Warren Buffett famously called them financial weapons of mass destruction. In the world of derivatives, there has probably never been so much devastation as was evident in the aftermath of the collapses of Fannie Mae, Freddie Mac and Lehman Brothers.
The disappearance of one of the most significant players in the derivatives market – Lehman – was never going to be painless. Yet the implications for corporates who had Lehman as a counterparty in their hedges, alongside the chaos in the CDS market triggered by three of the biggest defaults ever, have been felt on a magnitude that, until it occurred, was difficult to envisage.
Derivatives have been eyed with suspicion from the early days of their existence, and not just by Buffett. There has always been a suggestion that if a market crisis were to occur, derivatives would be to blame. It will take time to sift through the wreckage of the credit crisis to fully understand the details of what went wrong, but there is little doubt that credit derivatives have contributed to – and fanned the flames of – the current crisis.
Well before the crisis began there was no shortage of commentators warning about the dispersion of risk throughout the system. On many occasions it has been argued that credit derivatives in particular made problems so highly contagious that any shock in the system would spread like a plague.
The counter-argument was always that a problem shared is a problem halved, and that the more risk was dispersed, the less it would be felt by individual institutions.
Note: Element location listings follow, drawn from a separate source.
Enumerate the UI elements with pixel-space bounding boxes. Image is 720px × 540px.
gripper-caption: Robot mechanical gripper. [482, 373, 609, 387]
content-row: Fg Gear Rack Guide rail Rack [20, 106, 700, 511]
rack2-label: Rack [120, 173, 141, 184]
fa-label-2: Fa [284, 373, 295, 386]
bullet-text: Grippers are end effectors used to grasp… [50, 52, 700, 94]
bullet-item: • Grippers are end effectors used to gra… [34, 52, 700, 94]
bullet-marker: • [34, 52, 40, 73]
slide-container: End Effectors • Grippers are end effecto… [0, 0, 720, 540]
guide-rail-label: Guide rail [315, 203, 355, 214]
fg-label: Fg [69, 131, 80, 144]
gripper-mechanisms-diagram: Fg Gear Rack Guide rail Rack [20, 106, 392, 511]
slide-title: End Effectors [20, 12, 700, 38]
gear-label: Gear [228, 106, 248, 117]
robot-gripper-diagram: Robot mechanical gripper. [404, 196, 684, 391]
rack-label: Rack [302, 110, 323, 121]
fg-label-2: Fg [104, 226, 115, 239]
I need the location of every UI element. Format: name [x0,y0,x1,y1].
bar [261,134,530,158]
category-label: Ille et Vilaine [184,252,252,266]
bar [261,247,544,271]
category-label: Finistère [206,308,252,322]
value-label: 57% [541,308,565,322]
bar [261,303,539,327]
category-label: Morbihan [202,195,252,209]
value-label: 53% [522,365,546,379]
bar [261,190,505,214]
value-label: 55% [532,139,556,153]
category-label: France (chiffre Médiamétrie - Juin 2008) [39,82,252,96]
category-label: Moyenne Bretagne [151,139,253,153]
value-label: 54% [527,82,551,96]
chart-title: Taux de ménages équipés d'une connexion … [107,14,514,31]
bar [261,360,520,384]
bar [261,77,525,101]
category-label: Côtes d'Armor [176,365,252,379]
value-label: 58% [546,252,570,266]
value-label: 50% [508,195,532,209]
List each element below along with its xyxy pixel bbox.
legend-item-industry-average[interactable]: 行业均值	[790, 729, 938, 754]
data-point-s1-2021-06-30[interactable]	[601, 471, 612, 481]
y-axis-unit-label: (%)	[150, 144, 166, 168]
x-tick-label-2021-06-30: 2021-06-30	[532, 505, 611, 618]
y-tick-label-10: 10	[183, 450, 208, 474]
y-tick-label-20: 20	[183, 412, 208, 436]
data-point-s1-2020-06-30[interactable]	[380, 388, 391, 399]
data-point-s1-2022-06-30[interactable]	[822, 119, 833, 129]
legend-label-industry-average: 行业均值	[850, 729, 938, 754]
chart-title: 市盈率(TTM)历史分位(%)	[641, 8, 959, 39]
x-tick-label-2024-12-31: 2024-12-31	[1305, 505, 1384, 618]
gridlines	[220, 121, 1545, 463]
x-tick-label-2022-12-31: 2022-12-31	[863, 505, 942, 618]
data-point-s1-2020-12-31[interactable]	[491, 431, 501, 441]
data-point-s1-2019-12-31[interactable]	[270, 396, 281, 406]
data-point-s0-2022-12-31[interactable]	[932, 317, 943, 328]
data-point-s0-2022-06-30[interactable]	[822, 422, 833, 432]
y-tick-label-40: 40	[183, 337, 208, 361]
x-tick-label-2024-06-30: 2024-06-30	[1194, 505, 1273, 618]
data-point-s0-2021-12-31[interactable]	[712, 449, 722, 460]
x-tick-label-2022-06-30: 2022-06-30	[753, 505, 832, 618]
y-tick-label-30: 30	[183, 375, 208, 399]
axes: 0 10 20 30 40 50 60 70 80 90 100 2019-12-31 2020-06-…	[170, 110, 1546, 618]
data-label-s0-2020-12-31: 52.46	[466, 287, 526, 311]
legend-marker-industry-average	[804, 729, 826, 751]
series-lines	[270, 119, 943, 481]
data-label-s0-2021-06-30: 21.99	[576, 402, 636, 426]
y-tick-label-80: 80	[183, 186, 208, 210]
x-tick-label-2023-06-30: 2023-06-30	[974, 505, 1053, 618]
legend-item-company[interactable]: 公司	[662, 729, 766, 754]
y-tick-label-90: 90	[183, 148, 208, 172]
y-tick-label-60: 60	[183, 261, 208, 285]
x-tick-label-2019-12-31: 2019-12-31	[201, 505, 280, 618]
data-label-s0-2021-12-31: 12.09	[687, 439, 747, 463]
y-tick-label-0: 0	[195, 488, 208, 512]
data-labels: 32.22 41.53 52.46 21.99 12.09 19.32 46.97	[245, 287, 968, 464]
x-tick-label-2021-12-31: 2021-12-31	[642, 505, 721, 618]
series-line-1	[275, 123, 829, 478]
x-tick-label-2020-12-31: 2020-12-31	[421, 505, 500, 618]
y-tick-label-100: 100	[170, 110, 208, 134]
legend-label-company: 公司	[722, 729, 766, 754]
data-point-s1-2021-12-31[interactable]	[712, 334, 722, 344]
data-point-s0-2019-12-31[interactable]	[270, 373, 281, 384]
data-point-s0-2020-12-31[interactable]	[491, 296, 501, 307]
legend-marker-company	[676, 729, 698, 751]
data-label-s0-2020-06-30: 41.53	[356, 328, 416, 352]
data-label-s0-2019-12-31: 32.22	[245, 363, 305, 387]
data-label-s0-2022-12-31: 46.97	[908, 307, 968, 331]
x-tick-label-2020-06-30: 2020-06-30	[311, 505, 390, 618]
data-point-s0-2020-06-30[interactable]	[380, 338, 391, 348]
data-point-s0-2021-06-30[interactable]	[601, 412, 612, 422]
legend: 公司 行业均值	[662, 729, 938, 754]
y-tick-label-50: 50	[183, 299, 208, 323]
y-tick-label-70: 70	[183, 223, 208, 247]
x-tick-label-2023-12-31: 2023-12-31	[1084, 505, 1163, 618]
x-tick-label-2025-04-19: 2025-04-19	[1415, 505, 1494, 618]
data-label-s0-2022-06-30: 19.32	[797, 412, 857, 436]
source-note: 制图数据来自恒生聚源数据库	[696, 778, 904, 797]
That argument now looks naïve.
But as tempting as it is to some, it would be grossly unfair to apportion all the blame onto derivatives. To return to Buffett’s metaphor, there is only so much blame you can apportion to a weapon: the person firing it, and those who put it into his hands, must also accept their share.
Although credit derivatives have hogged the limelight in recent months, it is worth remembering there are derivatives contracts based on plenty of other assets and that remain imperative to the smooth functioning of the modern market. With equity markets being pummelled in October, the ability to hedge has been invaluable to many investors and corporates alike. The same goes for commodities, which have for so long looked like a one-way bet, but which have started to look fallible again as fears of a global recession have increased. Although hedgers will be eyeing their counterparty risk nervously, they will certainly be grateful not to be exposed to the vagaries of price volatility at its most violent.
The problem of counterparty exposure has been revealed as one of the main risks within the derivatives industry, but there are already a number of solutions vying for primacy. An increase in exchange-traded instruments will form part of the solution, but perhaps more interesting will be the fate of plans to clear OTC trades through an independent clearing house. The trend has not caught on yet, but prospective providers of this service are in no mood for defeatism, and believe uptake will be better when problems in the markets abate enough for them to give the plan the attention they feel it deserves. Many are predicting that an increase in independently cleared OTC trades will be one of the key themes for 2009.